TO A THEIST, THE IDEA of a Universe without God is a no-brainer; to an atheist, “no-brainer” describes the theist. But it’s likely that neither defines “God” (or “belief”) the same way. While varieties of divine certitude include knowledge, faith, reason and suspension of disbelief, an individual’s understanding of that certitude’s Object can be colored by childish, unevolved-since-Sunday-school notions of God As Cranky Grandpa (and pose a challenge to those making a serious go of the mitzvot). Fortunately, a more mature understanding of God — e.g., as Truth In Action, or Omnipresent Center, or Not Possibly Described — will usually be found by someone who diligently looks for it.

Exercise: As often as you can during the day, stop and ask yourself: “What connects this to everything else — and how?”

School’s Out

TODAY IS THE WORST DAY (or one of the worst days) in any given year: it’s the last day I’ll be teaching religious school, which means I won’t see “my kids” any more — and I’ll be slightly stupider without someone questioning my basic Jewish assumptions every couple of weeks.

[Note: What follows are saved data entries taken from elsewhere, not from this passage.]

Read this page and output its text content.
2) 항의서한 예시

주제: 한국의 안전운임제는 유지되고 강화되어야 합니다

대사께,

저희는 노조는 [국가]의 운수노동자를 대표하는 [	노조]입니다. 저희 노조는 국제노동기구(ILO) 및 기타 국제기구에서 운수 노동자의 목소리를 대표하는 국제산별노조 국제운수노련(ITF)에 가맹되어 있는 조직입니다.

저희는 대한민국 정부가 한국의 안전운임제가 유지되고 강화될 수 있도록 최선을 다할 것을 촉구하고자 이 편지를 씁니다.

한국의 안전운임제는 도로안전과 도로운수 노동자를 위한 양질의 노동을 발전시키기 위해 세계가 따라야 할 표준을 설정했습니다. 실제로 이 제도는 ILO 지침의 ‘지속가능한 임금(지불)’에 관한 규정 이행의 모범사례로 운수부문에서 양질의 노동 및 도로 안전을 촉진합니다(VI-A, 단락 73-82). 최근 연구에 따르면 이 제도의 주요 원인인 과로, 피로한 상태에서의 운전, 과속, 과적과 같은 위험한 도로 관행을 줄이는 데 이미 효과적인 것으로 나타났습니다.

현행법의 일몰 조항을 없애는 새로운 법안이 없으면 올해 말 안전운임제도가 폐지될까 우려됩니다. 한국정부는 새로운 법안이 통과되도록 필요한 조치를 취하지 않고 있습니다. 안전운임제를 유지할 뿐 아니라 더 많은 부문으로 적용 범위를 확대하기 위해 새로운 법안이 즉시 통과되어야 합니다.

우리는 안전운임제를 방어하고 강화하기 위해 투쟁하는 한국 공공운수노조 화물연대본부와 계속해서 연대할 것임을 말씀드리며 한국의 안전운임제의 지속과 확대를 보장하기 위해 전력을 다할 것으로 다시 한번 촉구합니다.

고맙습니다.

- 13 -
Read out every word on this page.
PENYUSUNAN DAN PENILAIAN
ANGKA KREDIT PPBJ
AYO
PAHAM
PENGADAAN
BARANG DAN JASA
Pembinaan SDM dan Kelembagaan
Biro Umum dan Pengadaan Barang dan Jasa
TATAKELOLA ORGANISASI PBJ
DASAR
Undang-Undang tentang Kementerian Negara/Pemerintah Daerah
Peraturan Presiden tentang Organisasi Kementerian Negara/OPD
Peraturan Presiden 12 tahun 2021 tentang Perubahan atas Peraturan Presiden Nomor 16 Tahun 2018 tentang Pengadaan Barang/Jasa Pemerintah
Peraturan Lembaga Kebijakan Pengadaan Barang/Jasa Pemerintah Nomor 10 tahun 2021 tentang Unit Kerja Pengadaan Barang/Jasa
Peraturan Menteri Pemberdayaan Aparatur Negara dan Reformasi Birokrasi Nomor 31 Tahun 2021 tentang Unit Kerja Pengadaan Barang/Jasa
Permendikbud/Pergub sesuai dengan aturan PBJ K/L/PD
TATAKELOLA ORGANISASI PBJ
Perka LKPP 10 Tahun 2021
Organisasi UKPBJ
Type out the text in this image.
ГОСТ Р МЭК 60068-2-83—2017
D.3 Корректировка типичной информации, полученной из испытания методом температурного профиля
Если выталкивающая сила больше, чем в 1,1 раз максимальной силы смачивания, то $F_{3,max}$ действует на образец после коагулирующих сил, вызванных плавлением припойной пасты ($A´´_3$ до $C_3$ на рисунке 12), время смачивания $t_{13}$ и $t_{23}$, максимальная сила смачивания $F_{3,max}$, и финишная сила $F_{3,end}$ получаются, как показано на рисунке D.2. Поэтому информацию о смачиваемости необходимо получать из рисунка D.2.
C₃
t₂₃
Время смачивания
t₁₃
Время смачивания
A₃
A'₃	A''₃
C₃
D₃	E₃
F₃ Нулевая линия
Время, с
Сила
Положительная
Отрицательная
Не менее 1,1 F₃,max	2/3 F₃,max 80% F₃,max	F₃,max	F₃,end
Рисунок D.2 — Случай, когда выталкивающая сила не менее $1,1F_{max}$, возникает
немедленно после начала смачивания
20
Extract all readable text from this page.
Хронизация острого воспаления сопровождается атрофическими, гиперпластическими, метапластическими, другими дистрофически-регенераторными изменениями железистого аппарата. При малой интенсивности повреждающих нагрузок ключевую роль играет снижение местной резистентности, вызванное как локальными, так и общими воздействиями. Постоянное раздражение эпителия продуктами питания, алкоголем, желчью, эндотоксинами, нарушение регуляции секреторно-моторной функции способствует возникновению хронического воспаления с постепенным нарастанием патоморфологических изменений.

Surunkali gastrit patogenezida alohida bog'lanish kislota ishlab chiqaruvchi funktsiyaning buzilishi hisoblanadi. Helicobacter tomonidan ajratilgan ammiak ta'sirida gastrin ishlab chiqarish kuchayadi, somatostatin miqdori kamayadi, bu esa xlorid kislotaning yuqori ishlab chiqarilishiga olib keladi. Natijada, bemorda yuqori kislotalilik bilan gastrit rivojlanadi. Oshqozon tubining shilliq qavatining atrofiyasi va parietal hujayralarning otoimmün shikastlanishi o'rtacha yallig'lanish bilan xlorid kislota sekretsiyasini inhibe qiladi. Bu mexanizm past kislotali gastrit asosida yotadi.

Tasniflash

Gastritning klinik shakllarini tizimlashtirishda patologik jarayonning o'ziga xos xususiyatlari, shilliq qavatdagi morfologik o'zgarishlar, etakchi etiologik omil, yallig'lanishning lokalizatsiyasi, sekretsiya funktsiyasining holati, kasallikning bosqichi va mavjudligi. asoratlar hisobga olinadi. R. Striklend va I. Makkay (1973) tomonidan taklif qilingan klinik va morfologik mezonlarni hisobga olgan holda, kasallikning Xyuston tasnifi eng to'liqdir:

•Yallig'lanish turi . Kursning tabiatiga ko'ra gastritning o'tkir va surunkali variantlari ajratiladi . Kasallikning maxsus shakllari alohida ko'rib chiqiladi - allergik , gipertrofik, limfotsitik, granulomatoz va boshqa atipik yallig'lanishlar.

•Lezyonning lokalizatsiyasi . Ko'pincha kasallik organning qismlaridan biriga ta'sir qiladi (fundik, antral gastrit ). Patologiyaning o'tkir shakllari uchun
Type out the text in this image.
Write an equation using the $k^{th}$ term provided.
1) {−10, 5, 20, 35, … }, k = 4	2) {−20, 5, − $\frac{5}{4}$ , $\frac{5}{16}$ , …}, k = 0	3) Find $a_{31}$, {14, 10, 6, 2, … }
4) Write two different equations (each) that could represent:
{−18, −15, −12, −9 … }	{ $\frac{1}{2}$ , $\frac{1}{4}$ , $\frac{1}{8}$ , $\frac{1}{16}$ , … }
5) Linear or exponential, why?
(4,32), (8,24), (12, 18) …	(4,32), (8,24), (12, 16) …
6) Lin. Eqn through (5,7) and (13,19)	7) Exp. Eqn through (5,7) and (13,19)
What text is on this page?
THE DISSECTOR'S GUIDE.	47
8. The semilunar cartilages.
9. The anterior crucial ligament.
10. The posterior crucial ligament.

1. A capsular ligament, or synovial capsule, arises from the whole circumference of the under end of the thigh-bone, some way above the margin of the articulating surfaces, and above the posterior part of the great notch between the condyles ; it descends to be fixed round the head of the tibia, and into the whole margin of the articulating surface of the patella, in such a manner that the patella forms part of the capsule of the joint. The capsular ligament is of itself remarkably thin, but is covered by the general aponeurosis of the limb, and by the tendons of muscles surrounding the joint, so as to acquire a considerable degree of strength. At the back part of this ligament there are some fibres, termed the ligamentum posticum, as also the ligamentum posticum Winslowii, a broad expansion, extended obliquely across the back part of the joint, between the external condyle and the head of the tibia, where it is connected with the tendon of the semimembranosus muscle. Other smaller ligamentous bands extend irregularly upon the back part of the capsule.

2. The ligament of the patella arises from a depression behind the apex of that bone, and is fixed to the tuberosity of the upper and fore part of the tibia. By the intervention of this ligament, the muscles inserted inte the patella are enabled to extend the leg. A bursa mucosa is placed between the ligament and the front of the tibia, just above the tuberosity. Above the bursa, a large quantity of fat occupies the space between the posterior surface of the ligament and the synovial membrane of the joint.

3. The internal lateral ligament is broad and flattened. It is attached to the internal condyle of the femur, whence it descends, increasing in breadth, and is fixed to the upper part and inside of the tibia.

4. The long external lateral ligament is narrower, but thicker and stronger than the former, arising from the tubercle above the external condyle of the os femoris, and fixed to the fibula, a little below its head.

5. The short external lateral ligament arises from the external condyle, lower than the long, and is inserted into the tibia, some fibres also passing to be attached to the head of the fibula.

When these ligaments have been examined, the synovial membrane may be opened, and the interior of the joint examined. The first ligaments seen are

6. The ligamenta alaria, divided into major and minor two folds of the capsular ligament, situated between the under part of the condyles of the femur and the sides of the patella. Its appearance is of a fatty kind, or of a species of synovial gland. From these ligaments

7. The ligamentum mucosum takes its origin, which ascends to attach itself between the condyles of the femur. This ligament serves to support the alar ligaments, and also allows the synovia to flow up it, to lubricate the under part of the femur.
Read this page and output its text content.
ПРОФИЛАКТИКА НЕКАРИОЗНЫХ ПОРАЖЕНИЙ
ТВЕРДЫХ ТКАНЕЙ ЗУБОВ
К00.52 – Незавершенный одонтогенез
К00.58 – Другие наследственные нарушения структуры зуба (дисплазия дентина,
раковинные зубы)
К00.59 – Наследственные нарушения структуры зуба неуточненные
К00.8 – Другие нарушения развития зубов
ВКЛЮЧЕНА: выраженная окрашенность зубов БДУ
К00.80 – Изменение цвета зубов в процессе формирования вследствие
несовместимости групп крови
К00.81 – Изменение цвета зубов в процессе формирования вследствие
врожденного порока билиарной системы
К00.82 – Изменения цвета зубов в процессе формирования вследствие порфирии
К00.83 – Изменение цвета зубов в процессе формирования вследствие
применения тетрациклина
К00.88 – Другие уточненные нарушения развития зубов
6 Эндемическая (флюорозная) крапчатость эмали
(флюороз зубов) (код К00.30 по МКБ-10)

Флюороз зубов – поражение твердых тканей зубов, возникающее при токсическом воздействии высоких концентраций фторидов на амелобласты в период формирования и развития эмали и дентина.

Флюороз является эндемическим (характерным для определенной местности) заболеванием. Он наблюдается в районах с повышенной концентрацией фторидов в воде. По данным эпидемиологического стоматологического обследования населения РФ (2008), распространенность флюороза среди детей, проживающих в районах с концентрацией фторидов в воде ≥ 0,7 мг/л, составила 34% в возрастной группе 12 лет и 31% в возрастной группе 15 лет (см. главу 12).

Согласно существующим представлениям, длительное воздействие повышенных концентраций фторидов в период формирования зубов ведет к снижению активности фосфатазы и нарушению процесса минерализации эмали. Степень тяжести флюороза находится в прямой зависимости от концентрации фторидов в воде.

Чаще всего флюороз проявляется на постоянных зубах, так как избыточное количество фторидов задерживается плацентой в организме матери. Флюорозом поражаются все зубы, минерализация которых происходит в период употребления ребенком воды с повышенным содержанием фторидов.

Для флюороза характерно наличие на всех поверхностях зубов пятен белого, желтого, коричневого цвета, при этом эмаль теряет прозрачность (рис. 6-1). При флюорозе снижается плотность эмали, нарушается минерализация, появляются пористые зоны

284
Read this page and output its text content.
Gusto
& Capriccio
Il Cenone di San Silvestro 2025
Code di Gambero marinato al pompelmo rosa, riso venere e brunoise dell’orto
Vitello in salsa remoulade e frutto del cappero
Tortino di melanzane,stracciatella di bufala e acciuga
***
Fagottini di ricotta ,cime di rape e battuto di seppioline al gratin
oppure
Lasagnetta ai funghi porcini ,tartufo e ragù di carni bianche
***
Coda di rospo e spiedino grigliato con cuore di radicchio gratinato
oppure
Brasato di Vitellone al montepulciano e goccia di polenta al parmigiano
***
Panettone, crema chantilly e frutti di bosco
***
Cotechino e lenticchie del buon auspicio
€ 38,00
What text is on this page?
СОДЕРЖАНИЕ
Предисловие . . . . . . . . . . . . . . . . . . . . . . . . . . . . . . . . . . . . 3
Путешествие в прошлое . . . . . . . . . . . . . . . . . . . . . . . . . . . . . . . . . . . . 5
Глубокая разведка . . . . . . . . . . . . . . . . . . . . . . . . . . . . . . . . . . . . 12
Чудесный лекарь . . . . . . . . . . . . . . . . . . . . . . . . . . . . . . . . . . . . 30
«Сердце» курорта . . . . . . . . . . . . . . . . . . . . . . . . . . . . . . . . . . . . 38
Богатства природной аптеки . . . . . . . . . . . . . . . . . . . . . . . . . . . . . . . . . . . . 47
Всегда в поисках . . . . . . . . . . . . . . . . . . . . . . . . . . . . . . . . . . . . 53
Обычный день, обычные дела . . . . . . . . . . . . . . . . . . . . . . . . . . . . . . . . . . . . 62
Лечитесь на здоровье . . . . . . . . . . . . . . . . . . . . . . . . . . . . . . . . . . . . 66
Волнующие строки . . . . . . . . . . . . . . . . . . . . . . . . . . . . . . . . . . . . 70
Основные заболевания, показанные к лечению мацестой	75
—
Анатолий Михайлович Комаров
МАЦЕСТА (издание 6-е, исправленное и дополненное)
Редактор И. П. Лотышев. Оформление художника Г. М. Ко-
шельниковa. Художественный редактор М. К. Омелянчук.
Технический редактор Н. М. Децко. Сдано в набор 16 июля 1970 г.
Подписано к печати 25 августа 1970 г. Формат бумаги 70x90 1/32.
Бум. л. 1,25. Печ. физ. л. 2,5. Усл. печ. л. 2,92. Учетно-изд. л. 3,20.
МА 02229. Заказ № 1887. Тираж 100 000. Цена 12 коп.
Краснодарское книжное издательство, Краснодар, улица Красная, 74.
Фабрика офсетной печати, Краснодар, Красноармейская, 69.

I don’t know what motivated the people who taught me, but what motivates me is the conviction that, at 12 years old, the human being is halfway between the wonder of youth and the skepticism of age: old enough to begin thinking critically and asking interesting questions, and young enough to still enjoy curiosity. When I was that age, my teachers told me not to ask interesting questions (apparently not knowing that Judaism is all about interesting questions): thereby driving me on 23-year post-Bar Mitzvah quest for a spiritual path that did. Mind you, this world offers a variety of beautiful approaches to finding God Or A Reasonable Approximation, but I don’t want my kids to have to go to as much trouble as I did. (Of course, if they do, I expect to hear all about it — they’re all smart and love a good argument.)

And so, every year, I have taught them a bit of history, a little Torah, some customs; I especially tried to teach them that this rich heritage is theirs, and that it isn’t limited to a bunch of rules and some dusty bookshelves: that it’s alive, and growing, and that they’ll eventually pass it on to their own children. And that they’ll want to — not because someone said so, and not only because a moral compass (or good manners) and sense of relation are human universals (either to stand on or to kick off against).

But because we’re all here so briefly, we need all the help we can give each other. And because being a Jew, like being anybody, matters.